Several of the patients enrolled in Pereira Romano and colleagues’ study were ventilated with pressure support, and all patients were given medications during the study protocol to ensure passive mechanical ventilation and facilitate accurate DP measurements. This rigorous type of study protocol is essential for proof of concept, but daily administration of neuromuscular blockade or deep sedation with the purpose of titrating mechanical ventilation may have unfavorable consequences (15, 16). Continuous neuromuscular blockade in the treatment of patients with ARDS does not provide a mortality benefit and may have associated harms (17). The small size of the study population and the enrollment of patients with largely mild-to-moderate ARDS also raise concerns about the physiologic tolerance of such a strategy in patients with severe ARDS.

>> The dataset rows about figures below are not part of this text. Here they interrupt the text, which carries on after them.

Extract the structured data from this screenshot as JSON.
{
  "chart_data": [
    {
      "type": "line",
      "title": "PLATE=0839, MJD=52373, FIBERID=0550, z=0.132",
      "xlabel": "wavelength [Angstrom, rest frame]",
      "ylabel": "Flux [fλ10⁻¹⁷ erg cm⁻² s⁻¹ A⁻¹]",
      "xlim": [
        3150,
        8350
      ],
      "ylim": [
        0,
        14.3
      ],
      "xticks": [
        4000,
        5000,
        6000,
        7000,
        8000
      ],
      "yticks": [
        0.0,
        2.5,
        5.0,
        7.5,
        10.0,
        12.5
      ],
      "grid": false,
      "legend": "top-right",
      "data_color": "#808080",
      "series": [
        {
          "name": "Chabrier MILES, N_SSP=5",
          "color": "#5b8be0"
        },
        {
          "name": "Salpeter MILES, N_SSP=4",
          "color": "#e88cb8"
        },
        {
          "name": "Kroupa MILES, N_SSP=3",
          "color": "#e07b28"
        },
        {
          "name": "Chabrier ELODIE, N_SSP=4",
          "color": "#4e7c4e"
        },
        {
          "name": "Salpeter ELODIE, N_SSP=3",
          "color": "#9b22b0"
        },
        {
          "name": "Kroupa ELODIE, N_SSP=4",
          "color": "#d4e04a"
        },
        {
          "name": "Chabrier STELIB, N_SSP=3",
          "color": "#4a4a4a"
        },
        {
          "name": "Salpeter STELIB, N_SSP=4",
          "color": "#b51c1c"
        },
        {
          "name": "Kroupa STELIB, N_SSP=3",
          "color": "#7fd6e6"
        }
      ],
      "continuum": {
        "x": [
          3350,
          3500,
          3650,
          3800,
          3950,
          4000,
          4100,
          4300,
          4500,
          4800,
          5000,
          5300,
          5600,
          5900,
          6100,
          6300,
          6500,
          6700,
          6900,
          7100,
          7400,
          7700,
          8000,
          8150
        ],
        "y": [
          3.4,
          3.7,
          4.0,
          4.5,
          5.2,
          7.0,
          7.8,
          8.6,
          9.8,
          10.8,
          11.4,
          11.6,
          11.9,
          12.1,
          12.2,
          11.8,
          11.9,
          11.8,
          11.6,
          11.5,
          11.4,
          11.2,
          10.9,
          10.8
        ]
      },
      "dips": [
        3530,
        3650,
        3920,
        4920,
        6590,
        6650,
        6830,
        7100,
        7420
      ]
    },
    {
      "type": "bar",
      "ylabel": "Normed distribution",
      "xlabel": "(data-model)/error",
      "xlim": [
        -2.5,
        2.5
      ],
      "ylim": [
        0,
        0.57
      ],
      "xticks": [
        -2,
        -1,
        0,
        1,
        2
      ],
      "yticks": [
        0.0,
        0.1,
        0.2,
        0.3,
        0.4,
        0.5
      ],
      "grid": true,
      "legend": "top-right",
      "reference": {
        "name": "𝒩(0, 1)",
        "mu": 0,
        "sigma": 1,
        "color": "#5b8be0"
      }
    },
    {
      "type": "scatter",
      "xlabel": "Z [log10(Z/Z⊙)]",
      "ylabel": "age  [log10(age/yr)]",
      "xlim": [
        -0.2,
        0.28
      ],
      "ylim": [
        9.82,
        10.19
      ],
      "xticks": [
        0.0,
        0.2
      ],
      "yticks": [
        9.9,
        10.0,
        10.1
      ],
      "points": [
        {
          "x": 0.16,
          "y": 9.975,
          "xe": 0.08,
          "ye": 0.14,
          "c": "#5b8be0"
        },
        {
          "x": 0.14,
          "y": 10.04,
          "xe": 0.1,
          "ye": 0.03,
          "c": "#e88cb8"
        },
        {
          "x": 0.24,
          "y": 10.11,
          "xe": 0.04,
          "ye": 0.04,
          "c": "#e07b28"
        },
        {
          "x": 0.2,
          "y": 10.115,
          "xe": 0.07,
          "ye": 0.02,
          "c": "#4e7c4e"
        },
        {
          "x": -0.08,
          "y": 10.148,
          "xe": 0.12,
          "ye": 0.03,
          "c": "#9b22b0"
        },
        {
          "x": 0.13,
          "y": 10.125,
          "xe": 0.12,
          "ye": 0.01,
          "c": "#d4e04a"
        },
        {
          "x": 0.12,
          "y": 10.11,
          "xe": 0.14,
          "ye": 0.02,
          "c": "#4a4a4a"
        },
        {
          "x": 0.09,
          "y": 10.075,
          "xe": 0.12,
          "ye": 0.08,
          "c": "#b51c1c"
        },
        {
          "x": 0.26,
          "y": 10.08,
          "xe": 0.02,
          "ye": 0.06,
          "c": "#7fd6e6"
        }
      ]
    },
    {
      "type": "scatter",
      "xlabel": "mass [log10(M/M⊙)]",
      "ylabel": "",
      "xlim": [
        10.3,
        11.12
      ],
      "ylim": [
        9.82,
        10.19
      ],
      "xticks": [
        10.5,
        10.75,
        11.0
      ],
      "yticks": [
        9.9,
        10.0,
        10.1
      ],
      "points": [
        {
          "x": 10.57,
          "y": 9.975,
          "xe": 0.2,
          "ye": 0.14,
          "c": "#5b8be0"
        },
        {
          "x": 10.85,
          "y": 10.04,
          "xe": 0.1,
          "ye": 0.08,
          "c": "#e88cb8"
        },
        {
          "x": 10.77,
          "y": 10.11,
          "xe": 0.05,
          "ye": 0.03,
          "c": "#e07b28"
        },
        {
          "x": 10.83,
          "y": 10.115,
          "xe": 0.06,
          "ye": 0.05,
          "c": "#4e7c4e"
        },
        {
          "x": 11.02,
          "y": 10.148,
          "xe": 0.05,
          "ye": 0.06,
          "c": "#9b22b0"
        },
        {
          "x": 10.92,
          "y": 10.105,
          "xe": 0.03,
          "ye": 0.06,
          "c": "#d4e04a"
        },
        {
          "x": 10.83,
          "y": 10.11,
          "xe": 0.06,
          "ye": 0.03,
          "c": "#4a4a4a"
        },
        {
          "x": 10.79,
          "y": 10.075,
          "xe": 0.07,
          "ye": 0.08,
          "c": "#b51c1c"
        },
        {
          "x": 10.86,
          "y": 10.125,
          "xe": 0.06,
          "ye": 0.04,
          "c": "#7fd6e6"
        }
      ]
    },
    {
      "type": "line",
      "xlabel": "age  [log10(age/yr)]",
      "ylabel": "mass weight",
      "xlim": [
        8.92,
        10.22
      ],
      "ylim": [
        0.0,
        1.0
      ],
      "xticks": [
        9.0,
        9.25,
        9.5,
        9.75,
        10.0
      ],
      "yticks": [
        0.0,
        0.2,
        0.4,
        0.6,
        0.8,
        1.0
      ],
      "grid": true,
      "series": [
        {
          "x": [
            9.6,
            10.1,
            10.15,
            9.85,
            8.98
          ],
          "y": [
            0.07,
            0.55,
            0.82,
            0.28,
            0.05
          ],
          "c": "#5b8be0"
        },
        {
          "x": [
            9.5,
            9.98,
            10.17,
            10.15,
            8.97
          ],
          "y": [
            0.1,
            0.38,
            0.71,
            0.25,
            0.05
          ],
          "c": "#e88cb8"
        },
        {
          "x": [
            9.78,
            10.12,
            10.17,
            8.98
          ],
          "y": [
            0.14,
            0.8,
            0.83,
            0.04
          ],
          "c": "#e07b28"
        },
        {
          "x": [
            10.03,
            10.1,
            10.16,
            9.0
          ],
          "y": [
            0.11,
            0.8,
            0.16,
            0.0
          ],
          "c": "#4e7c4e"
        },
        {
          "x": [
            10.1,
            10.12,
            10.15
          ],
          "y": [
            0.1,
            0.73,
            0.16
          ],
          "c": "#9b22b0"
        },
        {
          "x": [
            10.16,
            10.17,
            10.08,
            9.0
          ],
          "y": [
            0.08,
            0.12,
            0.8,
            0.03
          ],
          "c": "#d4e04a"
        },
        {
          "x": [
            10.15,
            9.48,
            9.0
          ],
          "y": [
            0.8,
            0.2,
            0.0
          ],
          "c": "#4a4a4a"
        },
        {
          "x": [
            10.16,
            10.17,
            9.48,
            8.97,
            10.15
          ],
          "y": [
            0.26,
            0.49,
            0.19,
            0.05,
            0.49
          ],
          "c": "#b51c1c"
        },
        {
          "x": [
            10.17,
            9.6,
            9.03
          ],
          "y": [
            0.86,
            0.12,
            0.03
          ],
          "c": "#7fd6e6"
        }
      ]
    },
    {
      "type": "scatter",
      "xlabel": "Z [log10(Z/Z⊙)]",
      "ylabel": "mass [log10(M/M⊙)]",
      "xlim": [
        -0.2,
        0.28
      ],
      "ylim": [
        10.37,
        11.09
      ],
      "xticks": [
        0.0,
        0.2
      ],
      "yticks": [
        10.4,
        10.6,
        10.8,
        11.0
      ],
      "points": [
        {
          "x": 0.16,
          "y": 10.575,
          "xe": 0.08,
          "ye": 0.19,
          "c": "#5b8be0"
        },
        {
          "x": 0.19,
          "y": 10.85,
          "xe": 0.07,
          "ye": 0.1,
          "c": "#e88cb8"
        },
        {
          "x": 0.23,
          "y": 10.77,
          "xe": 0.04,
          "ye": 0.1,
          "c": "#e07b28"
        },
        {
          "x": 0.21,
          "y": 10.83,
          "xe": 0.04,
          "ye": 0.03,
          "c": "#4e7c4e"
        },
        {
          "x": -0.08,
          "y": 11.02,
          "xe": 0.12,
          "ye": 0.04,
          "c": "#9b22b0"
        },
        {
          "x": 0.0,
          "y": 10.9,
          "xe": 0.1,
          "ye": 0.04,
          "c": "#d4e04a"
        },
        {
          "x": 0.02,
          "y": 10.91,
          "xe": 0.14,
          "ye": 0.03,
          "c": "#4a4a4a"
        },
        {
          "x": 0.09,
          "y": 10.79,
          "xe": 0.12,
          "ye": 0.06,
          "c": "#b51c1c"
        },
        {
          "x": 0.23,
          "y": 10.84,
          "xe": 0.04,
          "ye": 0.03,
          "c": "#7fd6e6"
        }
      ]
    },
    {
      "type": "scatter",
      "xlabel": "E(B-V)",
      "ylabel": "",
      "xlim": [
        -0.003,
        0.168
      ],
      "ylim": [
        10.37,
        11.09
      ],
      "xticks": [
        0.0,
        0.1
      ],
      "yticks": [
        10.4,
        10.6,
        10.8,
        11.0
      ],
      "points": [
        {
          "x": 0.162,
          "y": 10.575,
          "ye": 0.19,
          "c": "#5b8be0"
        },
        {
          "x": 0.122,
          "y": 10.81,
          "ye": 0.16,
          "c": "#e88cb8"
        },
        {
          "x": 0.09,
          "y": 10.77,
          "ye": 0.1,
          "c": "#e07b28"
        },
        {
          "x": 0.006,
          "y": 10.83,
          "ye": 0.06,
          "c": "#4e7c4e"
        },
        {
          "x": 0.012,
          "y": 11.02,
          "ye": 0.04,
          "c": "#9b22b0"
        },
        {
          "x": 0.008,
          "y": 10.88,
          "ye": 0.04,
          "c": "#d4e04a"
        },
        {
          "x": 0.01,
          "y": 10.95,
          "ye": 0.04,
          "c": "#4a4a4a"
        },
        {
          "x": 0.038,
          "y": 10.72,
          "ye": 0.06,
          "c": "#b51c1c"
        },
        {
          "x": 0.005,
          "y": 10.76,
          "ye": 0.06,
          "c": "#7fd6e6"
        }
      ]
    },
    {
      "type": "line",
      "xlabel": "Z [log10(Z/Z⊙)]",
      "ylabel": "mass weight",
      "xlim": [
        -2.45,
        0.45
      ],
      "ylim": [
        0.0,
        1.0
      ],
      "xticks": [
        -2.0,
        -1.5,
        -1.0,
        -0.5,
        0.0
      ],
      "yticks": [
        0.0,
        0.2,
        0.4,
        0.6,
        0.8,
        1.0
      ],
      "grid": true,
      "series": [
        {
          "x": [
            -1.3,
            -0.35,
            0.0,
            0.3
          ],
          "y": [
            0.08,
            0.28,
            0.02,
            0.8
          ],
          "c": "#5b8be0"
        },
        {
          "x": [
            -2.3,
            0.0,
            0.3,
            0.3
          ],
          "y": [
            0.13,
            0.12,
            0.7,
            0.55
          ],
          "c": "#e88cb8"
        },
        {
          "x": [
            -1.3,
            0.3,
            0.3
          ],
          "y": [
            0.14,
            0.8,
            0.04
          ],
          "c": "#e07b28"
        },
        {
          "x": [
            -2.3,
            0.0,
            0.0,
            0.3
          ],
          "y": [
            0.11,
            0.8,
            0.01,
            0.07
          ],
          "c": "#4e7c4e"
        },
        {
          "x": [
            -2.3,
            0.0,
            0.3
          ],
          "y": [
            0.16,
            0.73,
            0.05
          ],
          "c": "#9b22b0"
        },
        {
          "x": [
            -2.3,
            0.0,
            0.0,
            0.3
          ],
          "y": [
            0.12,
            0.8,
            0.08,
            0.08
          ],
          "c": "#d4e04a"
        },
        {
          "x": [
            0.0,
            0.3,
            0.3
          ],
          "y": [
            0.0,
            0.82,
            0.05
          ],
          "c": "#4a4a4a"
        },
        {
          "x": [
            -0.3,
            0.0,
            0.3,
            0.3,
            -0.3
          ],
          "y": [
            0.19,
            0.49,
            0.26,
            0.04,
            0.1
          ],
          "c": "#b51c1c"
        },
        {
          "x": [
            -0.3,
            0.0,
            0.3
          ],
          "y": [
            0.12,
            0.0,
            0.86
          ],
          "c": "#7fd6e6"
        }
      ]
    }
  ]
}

Although Pereira Romano and colleagues should be commended for their efforts in demonstrating that a DP ventilator strategy is feasible for the management of mild-to-moderate ARDS, replication of their results in patients with severe ARDS and a clear study protocol that addresses the above issues seem to be the next steps in designing a prospective study to test a mortality benefit. Several unanswered questions remain about the practicality and clinical implications of a DP-targeted ventilator strategy. The authors’ results provide important insights into the design of future clinical trials and suggest the importance of detailed protocols with a clear direction in managing cointerventions such as sedation and neuromuscular blockade. The authors used daily DP measurements to set Vt; however, a strategy that merely reduces Vt to target ≤4 cc/kg of predicted ideal body weight and maximizes PEEP might be more practical. Amid the paucity of clear evidence in support of the routine clinical use of DP, it would seem that Pereira Romano and colleagues have provided a foundation for further investigations into alternative ventilator strategies to determine whether a very low Vt is superior to standard LTVV in the treatment of moderate-to-severe ARDS.